The split pea soup ($6 a cup, $8 a bowl) is a far cry from the sludge (of which admittedly I am a fervent devotee) served from urns in diners. This is delicate, quite thin, with fresh peas lurking in the bottom. The Caesar salad ($8.75 at dinner) with slices of roast garlic holds its own, as does the special of rib-eye and shrimp ($38) — four of them grilled on a little skewer — in a butter herb sauce just a shade too glutinous for my taste. The Swiss-Italian chef, René Mettler, has been here 14 years, and has won an array of glittering prizes on display in an alcove at the back, including one for ice carving in Ottawa.


The first trip I made to Taos this winter happened to be the first day of snow. A pelting of hail greeted us as we wound up out of the valley of the Rio Grande. The mountains in the distance were black and matte-like tar paper, and disappeared into a dense smoke of cloud. By the time we parked the car and made for the Taos Inn, whose front door is a great sheet of wood dented by adz-blows, the snow was swirling down. It was a great way to arrive.

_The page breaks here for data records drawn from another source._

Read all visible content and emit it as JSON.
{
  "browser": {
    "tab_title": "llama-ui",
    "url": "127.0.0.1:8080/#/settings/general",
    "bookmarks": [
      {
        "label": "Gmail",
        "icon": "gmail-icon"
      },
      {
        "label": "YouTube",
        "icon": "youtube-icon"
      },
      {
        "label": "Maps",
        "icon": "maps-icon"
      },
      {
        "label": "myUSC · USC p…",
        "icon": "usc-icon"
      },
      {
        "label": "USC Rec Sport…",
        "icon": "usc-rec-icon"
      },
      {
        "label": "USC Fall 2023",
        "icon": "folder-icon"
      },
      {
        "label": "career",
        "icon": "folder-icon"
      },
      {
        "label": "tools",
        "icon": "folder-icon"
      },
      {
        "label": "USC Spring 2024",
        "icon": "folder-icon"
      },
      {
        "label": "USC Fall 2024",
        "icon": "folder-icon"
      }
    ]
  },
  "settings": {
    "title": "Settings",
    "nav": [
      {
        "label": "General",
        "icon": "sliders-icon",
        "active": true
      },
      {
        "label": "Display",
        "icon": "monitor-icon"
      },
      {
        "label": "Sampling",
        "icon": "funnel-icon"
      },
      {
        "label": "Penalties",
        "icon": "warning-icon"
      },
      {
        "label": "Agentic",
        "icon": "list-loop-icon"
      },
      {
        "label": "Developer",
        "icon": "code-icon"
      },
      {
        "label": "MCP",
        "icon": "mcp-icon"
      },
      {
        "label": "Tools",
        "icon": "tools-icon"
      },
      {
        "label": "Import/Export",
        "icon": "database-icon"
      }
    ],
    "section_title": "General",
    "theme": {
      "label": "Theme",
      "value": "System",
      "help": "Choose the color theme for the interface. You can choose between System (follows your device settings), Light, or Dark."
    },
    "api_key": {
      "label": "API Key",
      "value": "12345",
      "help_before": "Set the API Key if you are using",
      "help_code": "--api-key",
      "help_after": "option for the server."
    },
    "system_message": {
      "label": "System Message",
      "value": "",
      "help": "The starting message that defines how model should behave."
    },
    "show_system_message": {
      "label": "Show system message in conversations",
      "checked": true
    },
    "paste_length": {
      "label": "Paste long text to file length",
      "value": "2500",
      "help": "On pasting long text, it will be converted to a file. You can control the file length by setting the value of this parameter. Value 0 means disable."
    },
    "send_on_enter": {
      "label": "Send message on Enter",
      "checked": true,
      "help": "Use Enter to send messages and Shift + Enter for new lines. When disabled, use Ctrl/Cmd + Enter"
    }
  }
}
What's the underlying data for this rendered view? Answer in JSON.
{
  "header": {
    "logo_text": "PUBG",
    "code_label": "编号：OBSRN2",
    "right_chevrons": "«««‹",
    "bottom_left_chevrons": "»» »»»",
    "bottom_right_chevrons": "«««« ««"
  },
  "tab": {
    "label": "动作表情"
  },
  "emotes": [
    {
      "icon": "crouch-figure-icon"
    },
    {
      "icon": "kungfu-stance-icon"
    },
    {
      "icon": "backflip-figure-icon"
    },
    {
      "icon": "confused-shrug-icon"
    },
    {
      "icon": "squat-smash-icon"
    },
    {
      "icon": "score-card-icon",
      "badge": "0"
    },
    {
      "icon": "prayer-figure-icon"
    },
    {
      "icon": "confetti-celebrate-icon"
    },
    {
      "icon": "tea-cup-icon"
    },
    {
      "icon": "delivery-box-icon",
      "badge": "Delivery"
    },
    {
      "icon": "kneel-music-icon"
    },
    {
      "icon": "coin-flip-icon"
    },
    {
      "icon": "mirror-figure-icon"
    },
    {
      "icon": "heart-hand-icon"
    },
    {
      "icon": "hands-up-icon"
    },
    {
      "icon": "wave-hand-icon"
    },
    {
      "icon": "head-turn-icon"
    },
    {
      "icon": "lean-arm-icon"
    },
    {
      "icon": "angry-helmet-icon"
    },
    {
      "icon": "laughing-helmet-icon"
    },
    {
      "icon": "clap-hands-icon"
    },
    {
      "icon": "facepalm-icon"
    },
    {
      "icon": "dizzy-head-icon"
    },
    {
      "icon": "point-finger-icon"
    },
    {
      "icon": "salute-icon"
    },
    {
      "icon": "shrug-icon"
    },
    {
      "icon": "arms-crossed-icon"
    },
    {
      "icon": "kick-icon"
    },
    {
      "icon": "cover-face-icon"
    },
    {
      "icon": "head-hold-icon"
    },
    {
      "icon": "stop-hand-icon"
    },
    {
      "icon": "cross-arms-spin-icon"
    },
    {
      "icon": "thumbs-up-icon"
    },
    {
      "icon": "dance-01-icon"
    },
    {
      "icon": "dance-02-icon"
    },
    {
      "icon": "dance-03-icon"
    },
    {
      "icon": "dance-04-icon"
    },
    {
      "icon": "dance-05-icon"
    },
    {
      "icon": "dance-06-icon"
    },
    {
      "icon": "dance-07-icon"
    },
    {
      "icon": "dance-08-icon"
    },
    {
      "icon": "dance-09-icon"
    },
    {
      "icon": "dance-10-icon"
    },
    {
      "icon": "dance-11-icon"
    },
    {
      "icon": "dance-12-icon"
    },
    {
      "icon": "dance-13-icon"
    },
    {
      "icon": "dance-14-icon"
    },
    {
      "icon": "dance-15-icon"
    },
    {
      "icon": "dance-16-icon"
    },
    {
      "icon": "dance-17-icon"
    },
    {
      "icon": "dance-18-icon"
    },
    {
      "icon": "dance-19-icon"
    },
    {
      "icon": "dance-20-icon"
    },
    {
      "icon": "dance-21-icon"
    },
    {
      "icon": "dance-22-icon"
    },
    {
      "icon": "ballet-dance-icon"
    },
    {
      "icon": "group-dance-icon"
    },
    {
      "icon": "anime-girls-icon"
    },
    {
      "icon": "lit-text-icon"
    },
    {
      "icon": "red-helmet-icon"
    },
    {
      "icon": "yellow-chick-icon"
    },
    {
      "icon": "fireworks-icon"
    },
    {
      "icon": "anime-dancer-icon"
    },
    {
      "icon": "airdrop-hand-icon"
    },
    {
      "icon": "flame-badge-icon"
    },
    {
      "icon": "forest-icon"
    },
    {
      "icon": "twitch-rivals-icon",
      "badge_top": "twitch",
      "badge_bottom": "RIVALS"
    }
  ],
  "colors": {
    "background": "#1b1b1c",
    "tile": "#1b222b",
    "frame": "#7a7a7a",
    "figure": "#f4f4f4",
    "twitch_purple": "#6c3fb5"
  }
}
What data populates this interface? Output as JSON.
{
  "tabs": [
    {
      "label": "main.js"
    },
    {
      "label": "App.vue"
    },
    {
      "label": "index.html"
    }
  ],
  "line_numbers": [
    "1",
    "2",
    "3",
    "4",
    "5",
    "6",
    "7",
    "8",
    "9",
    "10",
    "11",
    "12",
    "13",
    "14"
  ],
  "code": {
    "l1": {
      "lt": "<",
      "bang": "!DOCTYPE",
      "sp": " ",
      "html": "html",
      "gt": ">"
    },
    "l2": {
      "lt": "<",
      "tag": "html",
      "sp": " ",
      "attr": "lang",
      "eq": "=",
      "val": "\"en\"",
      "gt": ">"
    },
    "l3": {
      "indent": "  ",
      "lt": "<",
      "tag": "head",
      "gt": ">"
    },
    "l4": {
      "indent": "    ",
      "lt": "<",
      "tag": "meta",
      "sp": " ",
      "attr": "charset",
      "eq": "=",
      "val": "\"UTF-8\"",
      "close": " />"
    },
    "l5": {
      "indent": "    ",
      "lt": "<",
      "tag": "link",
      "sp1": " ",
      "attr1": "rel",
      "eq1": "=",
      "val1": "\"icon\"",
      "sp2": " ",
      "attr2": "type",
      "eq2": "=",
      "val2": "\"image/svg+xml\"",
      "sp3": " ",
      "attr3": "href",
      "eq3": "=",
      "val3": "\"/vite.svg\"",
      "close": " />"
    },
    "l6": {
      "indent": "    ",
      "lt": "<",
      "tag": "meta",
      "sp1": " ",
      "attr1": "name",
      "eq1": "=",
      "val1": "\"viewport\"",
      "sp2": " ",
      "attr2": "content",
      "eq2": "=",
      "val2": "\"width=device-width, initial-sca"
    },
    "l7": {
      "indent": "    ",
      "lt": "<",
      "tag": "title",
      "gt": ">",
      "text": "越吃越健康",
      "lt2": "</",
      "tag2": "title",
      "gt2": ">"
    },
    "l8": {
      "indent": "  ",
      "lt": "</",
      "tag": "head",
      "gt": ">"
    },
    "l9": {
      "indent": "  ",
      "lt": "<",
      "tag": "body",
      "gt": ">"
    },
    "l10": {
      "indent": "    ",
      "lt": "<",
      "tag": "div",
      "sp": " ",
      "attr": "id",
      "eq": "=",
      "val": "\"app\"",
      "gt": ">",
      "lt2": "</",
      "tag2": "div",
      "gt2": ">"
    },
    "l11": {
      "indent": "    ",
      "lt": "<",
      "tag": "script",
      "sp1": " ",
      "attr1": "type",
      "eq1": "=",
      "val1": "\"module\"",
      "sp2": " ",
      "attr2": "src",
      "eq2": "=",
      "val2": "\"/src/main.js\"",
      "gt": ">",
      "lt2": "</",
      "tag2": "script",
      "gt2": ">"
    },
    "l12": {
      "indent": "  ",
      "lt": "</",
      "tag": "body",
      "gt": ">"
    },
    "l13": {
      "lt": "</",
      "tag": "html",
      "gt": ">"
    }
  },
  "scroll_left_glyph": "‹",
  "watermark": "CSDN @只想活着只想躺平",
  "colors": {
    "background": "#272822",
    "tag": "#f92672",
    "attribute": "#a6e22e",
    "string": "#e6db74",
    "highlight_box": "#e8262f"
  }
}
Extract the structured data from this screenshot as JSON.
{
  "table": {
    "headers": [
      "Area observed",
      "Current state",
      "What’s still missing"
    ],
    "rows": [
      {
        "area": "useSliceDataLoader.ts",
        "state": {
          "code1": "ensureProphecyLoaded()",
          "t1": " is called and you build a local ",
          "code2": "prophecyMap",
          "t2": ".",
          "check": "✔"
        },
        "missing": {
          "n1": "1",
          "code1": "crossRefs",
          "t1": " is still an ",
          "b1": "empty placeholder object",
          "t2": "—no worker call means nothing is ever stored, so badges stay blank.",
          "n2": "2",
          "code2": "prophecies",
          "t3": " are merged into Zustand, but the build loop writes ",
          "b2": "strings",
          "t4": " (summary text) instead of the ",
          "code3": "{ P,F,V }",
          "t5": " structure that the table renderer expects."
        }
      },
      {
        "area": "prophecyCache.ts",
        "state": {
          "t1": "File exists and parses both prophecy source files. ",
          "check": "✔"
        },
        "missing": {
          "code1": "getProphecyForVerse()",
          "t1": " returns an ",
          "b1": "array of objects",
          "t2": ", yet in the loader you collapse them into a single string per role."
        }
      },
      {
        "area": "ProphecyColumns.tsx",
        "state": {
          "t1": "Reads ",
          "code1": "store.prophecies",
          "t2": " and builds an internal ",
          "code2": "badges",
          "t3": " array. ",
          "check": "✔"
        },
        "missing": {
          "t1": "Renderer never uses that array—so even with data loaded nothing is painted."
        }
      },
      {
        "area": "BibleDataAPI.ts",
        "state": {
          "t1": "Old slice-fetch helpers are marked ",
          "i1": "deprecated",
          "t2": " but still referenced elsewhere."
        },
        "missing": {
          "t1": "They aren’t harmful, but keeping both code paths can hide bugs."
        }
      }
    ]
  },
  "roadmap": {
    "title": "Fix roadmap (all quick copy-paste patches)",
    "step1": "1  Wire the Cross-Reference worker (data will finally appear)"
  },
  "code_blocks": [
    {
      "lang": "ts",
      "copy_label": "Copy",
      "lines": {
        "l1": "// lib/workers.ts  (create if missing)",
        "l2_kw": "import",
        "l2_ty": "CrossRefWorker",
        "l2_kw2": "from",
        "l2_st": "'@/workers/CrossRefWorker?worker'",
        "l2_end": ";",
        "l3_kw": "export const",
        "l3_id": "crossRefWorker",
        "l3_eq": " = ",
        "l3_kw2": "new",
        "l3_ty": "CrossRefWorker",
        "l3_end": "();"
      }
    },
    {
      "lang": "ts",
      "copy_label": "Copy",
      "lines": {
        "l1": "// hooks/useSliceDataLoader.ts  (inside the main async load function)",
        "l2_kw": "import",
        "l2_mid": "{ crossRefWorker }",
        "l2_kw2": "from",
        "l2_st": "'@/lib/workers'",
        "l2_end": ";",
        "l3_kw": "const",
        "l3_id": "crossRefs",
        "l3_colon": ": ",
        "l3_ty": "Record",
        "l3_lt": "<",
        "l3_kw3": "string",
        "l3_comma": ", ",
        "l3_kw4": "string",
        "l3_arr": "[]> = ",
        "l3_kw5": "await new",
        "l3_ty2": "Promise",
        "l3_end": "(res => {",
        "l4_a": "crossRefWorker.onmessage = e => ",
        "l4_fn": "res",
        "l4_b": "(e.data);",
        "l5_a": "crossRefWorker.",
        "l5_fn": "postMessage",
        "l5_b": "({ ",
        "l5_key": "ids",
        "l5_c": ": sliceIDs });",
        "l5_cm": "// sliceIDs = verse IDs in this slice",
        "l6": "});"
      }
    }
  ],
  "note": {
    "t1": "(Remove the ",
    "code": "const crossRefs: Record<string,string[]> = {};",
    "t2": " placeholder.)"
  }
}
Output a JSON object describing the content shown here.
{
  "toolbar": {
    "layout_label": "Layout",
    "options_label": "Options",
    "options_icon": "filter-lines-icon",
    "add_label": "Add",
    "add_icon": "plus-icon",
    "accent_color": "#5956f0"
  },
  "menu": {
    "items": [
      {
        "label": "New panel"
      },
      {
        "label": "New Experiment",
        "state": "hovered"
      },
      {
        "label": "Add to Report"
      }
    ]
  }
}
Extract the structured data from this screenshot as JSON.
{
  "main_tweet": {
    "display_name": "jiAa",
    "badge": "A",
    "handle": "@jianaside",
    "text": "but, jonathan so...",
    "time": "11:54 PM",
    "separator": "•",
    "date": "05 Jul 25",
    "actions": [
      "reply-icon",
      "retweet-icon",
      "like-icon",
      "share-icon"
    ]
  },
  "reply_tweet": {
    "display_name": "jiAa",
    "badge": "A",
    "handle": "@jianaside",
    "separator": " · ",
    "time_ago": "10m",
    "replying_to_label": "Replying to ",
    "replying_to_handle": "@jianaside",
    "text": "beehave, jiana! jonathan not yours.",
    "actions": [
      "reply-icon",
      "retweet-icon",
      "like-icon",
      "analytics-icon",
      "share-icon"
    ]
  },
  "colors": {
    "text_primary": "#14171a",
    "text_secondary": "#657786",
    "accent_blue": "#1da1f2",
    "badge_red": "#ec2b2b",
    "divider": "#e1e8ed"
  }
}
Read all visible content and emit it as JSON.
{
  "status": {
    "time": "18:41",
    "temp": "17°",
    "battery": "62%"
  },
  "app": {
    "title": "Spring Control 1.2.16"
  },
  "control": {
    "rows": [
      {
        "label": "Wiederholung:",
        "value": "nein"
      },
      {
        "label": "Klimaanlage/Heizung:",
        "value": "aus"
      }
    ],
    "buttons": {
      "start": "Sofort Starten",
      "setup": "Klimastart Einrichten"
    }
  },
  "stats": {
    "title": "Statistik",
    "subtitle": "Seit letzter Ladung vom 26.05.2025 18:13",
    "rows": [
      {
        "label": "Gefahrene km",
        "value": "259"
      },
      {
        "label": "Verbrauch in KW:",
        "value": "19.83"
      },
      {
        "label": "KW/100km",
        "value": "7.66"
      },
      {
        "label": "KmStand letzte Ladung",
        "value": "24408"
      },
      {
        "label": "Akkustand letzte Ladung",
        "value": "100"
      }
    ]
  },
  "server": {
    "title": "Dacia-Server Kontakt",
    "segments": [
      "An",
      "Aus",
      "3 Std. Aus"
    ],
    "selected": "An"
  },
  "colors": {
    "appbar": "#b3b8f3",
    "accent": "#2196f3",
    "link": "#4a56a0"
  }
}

Where the fountain in the hotel lobby now stands there used to be a well, and the lobby itself was once a plaza surrounded by adobe buildings, including the house of one Dr. Martin, allegedly the first doctor in the county, whose name has been co-opted by the hotel restaurant, Doc Martin’s (125 Paseo del Pueblo Norte; 505 758 2233; www.taosinn.com). For a snowy morning I can recommend the Kit Carson ($7.25) — poached eggs on sweet yellow yam biscuits smothered in earthy, smoky red chili sauce — with a bowl of papas y chile ($6.75) on the side. You feel you’re getting just what you need inside you, while outside, the world turns cold and silver.